Joseph’s letters to his mother, sisters and niece were lost with the family. But the ones he received make up a good percentage of the play’s dialogue.
“I set some ground rules that the people who have passed away would only show up in their own words,” says playwright Karen Hartman. “When you have a letter, the play never adds to it. When there are gaps, the gaps are left so you really feel that sense of fragmentation.”
In the letters, the Hollanders write about their hopes and plans for the future — and they also complain about food shortages, the stress of being moved into ever-smaller and more crowded apartments (and eventually to the Krakow ghetto) and the weather, which always seems to be too hot or too cold.

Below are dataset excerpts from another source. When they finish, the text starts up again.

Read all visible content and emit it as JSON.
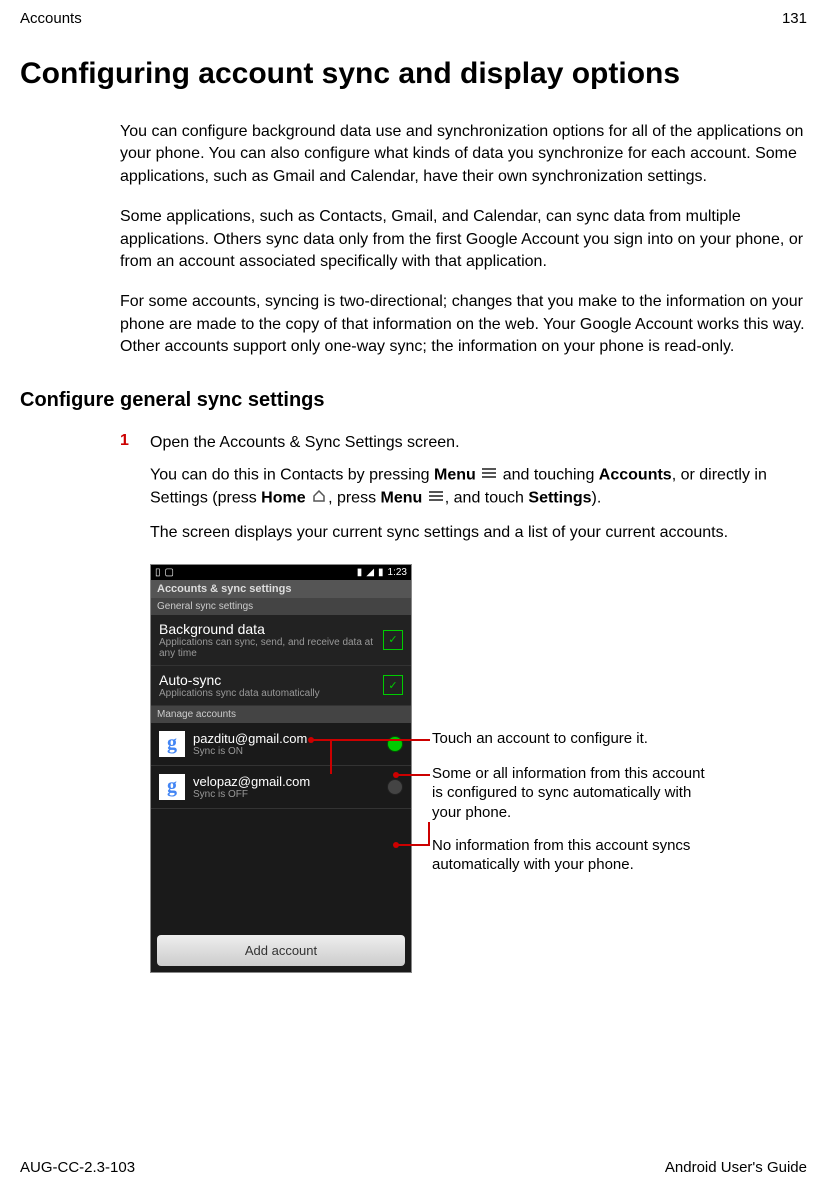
{
  "header": {
    "left": "Accounts",
    "right": "131"
  },
  "title": "Configuring account sync and display options",
  "para1": "You can configure background data use and synchronization options for all of the applications on your phone. You can also configure what kinds of data you synchronize for each account. Some applications, such as Gmail and Calendar, have their own synchronization settings.",
  "para2": "Some applications, such as Contacts, Gmail, and Calendar, can sync data from multiple applications. Others sync data only from the first Google Account you sign into on your phone, or from an account associated specifically with that application.",
  "para3": "For some accounts, syncing is two-directional; changes that you make to the information on your phone are made to the copy of that information on the web. Your Google Account works this way. Other accounts support only one-way sync; the information on your phone is read-only.",
  "sectionHeading": "Configure general sync settings",
  "step1": {
    "num": "1",
    "text": "Open the Accounts & Sync Settings screen.",
    "sub1a": "You can do this in Contacts by pressing ",
    "sub1b": " and touching ",
    "sub1c": ", or directly in Settings (press ",
    "sub1d": ", press ",
    "sub1e": ", and touch ",
    "sub1f": ").",
    "boldMenu": "Menu",
    "boldAccounts": "Accounts",
    "boldHome": "Home",
    "boldSettings": "Settings",
    "sub2": "The screen displays your current sync settings and a list of your current accounts."
  },
  "phone": {
    "time": "1:23",
    "topHeader": "Accounts & sync settings",
    "subHeader": "General sync settings",
    "bgData": {
      "title": "Background data",
      "sub": "Applications can sync, send, and receive data at any time"
    },
    "autoSync": {
      "title": "Auto-sync",
      "sub": "Applications sync data automatically"
    },
    "manageHeader": "Manage accounts",
    "accounts": [
      {
        "email": "pazditu@gmail.com",
        "status": "Sync is ON",
        "on": true
      },
      {
        "email": "velopaz@gmail.com",
        "status": "Sync is OFF",
        "on": false
      }
    ],
    "addButton": "Add account"
  },
  "callouts": {
    "c1": "Touch an account to configure it.",
    "c2": "Some or all information from this account is configured to sync automatically with your phone.",
    "c3": "No information from this account syncs automatically with your phone."
  },
  "footer": {
    "left": "AUG-CC-2.3-103",
    "right": "Android User's Guide"
  }
}
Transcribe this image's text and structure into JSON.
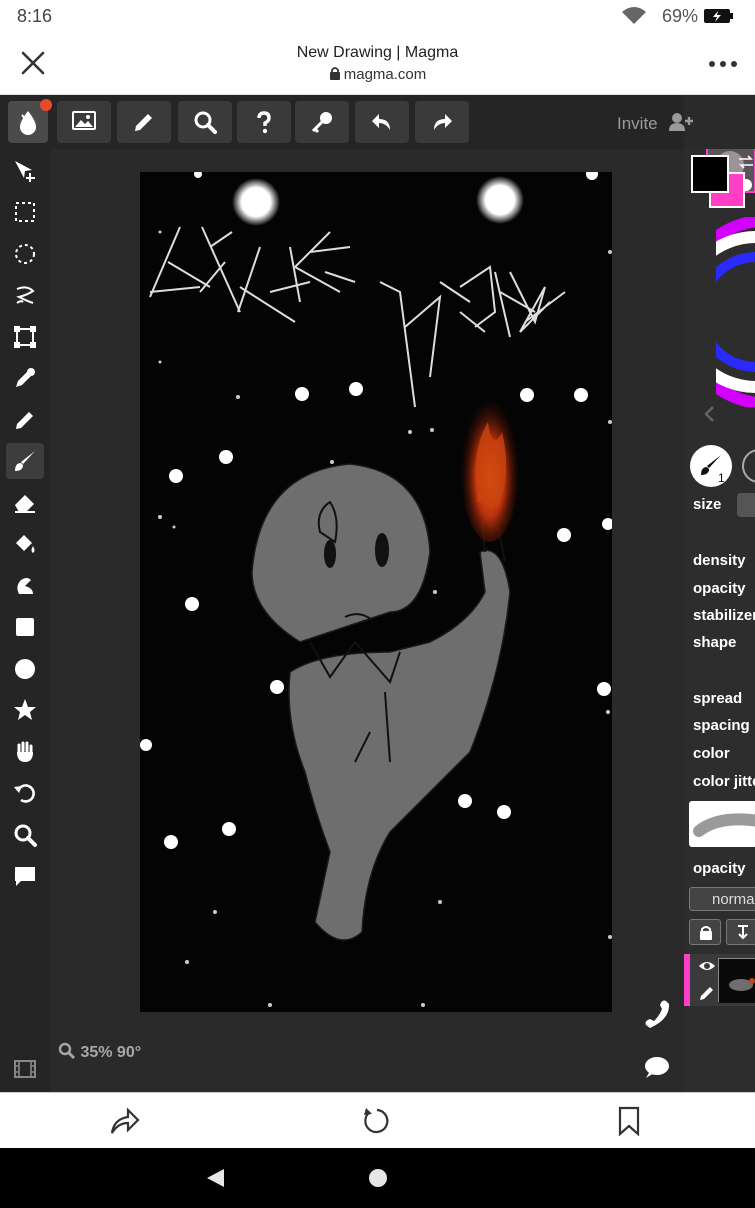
{
  "status_bar": {
    "time": "8:16",
    "battery_percent": "69%"
  },
  "browser": {
    "page_title": "New Drawing | Magma",
    "url": "magma.com"
  },
  "toolbar": {
    "invite_label": "Invite"
  },
  "canvas": {
    "zoom_readout": "35% 90°"
  },
  "brush_panel": {
    "brush_badge": "1",
    "labels": [
      "size",
      "density",
      "opacity",
      "stabilizer",
      "shape",
      "spread",
      "spacing",
      "color",
      "color jitte"
    ],
    "layer_opacity_label": "opacity",
    "blend_mode": "norma"
  },
  "colors": {
    "app_bg": "#2a2a2a",
    "toolbar_bg": "#252525",
    "button_bg": "#3a3a3a",
    "primary_color": "#000000",
    "secondary_color": "#ff3fc8",
    "notification_dot": "#e84a2a"
  },
  "icons": {
    "toolbar": [
      "magma-logo-icon",
      "image-icon",
      "pencil-icon",
      "search-icon",
      "help-icon",
      "key-icon",
      "undo-icon",
      "redo-icon",
      "add-user-icon"
    ],
    "tools": [
      "move-icon",
      "rect-select-icon",
      "ellipse-select-icon",
      "lasso-icon",
      "transform-icon",
      "eyedropper-icon",
      "pencil-tool-icon",
      "brush-icon",
      "eraser-icon",
      "fill-icon",
      "smudge-icon",
      "rectangle-icon",
      "circle-icon",
      "star-icon",
      "hand-icon",
      "rotate-icon",
      "zoom-icon",
      "comment-icon"
    ]
  }
}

“We have to treat them as messy, as flawed, just to make them vivid and real and authentic,” director Noah Himmelstein says. “In making them complicated, messy people who are just trying to get to the next day, we are honoring them, rather than saying they’re gold statues.”
Unlike his family, who thought he was being alarmist, Joseph made it to New York, following a journey through Europe. He didn’t have the proper visa to stay legally, but getting that visa would have been next to impossible: The U.S. had strict rules about how many European Jews should be allowed into the country.
“At that time, the sense that there were about to become millions of Jewish refugees was not a happy or comfortable thought to the United States government,” Hartman says.
While Joseph spends much of his time in New York trying to get visas for his family to leave Poland and go anywhere else, he lives with the constant threat of deportation. After all, Joseph is undocumented, doesn’t speak English and is a member of a group that many, if not most, people thought wouldn’t assimilate well into American society. “The Book of Joseph” is a story playing out not only on Everyman’s stage, but daily on the nightly news and front pages across the country as America again decides which immigrant groups get to cross the border.
“What separates the refugees we ‘fear’ and the refugees we ‘want’ is a line that always keeps changing,” Hartman says.
And since she began work on the play in 2012, she’s seen that change in the world at large.
“These immigrations have cycled back in a way that is unwelcome to me,” she says. “In 2012 [the play] had to fight for its timeliness. I think now it has to fight less.”
Everyman Theatre, 315 West Fayette St., Baltimore; through June 10, times vary, $43-$65.